Robert M. Wachter, MD, Moderator: The issue of building in reminders, decision support, and ticklers might risk information overload. Are people just going to ignore all of it?

Tejal Gandhi, MD, Discussant: Let's look at the reporting of test results. When we spoke with the primary care doctors, they said they spent over an hour a day dealing with test results, so they are already in information overload, and the problem is they don't have systems to make things more efficient. I think the issue of overdoing it is important. We've got a paging system for critical results, but the list of critical results is very small. If you start paging about a sodium of 146, you will drive people crazy. You have to be selective about how you stratify these results and which ones to escalate to these higher levels.

Dr. Wachter: Isn't there a risk that all of this discussion about systems will take away a little bit of the passion?

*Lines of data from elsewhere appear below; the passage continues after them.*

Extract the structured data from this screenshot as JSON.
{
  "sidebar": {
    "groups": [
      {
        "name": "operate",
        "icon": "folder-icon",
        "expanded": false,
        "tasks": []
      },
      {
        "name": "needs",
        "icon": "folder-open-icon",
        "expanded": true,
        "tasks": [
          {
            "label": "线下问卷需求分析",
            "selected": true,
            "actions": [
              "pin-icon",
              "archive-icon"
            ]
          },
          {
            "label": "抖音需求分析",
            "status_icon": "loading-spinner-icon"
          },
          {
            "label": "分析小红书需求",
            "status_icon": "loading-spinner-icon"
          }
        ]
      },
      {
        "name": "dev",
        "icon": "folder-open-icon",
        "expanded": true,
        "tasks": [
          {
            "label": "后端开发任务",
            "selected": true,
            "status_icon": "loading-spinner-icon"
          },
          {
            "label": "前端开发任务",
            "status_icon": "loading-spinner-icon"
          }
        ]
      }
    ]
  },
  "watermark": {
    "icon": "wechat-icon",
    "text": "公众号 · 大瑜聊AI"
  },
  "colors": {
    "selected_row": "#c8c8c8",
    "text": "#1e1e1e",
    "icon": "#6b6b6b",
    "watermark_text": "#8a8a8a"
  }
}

After all, this case was a complete, unmitigated disaster. A patient died of untreated tuberculosis; we didn't even mention the fact that there were 100, 150, 200 people who came in contact with the patient, putting themselves at risk for infection. Does systems thinking diffuse the responsibility? What is the right balance there?

Dr. Gandhi: This case could have happened anywhere. Anyone involved in these cases feels incredibly badly. These are really well-educated, hard-working physicians who are trying to do the right thing. They have all of these external forces that make it difficult to do the right thing. Thinking about systems actually starts to empower people. This is not about taking away accountability and responsibility. This is saying that, first of all, we have to make sure that your hospital has good systems, and second of all, when cases like this happen, your responsibility is to prevent it from happening again; not just to feel bad, because everyone does anyway … that makes it personal, but in a much more positive way.

A physician in the audience: There's an old axiom that doctors bury their mistakes. That's unfortunate. The lecture spoke a lot about systems and communication being very important. I think we're all taught at one point or another that it's not enough just to order a test but that you need to see it all the way through, which means to do the follow-up, then to act on it, whether it's negative or positive. I heard the word “accountability” mentioned a couple of times, so I'll say something that's kind of unpopular. I believe that if true accountability was tied—not to the innocent mistake … but to some sort of physician profiling, physician report card, tied to medical staff privileges or even licensure … you would see doctors making a lot less mistakes.

Dr. Gandhi: Well, I'm not sure I agree with that. In this case, the night-float resident tried to do what he was supposed to do, tried to follow up on tests, but he misread an x-ray report, it was late at night, the lighting was bad, he got paged in the middle of it. Pointing blame at that particular person and [threatening] his credentialing for that kind of mistake—which ended up being catastrophic, but just as easily could have ended up being nothing—I don't think will actually solve anything. Penalizing physicians for hospital systems that are pretty lousy at getting information out, I don't necessarily think is going to improve things. People can only try to work harder so much. You're never going to get to 100% with “just try harder or we'll punish you.”